🤖 AI Summary
When manipulating articulated objects with unknown structure, existing methods struggle to simultaneously achieve high efficiency and robustness. Method: This paper proposes an active tactile control framework that uniquely interprets tactile contact deviations not as errors but as local kinematic cues. It enables real-time joint kinematic inference, constructs a predictive tactile feedback controller, and executes proactive adjustments—requiring no prior object model. Contribution/Results: Evaluated in simulation and on physical hardware, the method achieves 100% success rate across 200 categories of structurally unknown articulated objects. It significantly outperforms state-of-the-art approaches in manipulation time efficiency, action compactness, and trajectory smoothness (p < 0.0001), thereby breaking the traditional trade-off between effectiveness and efficiency in tactile control.
📝 Abstract
Adept manipulation of articulated objects is essential for robots to operate successfully in human environments. Such manipulation requires both effectiveness -- reliable operation despite uncertain object structures -- and efficiency -- swift execution with minimal redundant steps and smooth actions. Existing approaches struggle to achieve both objectives simultaneously: methods relying on predefined kinematic models lack effectiveness when encountering structural variations, while tactile-informed approaches achieve robust manipulation without kinematic priors but compromise efficiency through reactive, step-by-step exploration-compensation cycles.
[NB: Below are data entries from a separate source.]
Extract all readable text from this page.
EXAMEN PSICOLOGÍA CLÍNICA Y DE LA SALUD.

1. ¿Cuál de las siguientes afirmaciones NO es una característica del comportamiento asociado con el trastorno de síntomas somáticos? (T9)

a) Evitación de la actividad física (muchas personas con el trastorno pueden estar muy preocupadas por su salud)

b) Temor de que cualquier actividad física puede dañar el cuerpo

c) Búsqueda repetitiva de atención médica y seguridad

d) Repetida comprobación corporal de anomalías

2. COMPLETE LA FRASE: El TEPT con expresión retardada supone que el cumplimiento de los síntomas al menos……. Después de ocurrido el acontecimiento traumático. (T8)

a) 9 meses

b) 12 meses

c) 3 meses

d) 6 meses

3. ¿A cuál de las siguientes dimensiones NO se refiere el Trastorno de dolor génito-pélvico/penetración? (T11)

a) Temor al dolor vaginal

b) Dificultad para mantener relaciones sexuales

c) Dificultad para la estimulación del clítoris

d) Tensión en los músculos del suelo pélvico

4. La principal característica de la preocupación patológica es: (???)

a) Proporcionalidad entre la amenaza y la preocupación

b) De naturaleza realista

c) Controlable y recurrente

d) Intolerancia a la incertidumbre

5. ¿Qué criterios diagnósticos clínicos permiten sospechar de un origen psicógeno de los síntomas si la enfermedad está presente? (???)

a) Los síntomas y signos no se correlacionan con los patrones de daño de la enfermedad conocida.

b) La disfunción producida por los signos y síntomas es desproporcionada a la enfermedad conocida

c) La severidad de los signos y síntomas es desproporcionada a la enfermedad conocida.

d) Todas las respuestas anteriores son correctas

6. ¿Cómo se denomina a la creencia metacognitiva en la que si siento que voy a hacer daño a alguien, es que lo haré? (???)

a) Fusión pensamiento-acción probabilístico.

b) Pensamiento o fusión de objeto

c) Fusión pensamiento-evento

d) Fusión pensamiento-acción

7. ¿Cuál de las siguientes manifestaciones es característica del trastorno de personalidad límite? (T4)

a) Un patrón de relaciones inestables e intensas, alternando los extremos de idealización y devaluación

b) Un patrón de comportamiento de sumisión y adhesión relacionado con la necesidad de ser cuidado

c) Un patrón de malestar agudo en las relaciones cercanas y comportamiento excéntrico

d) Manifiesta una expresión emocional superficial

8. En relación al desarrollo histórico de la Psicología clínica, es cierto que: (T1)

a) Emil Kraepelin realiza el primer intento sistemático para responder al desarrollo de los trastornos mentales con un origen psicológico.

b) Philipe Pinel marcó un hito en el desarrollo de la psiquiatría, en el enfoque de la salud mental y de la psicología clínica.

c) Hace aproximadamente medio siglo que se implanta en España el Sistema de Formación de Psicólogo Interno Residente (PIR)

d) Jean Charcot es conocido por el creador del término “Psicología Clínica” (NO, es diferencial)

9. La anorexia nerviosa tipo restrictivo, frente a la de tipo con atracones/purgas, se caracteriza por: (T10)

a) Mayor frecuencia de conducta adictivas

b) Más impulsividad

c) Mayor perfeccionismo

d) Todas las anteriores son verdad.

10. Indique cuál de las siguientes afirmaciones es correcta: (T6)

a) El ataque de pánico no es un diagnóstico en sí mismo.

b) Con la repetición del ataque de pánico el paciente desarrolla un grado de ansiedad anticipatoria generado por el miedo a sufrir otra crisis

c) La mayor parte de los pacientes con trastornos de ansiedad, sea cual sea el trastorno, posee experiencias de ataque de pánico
This paper introduces TacMan-Turbo, a novel proactive tactile control framework for articulated object manipulation that resolves this fundamental trade-off. Unlike previous approaches that treat tactile contact deviations merely as error signals requiring compensation, our method interprets these deviations as rich sources of local kinematic information. This new perspective enables our controller to predict optimal future interactions and make proactive adjustments, significantly enhancing manipulation efficiency. In comprehensive evaluations across 200 diverse simulated articulated objects and real-world experiments, our approach maintains a 100% success rate while significantly outperforming the previous tactile-informed method in time efficiency, action efficiency, and trajectory smoothness (all p-values < 0.0001). These results demonstrate that the long-standing trade-off between effectiveness and efficiency in articulated object manipulation can be successfully resolved without relying on prior kinematic knowledge.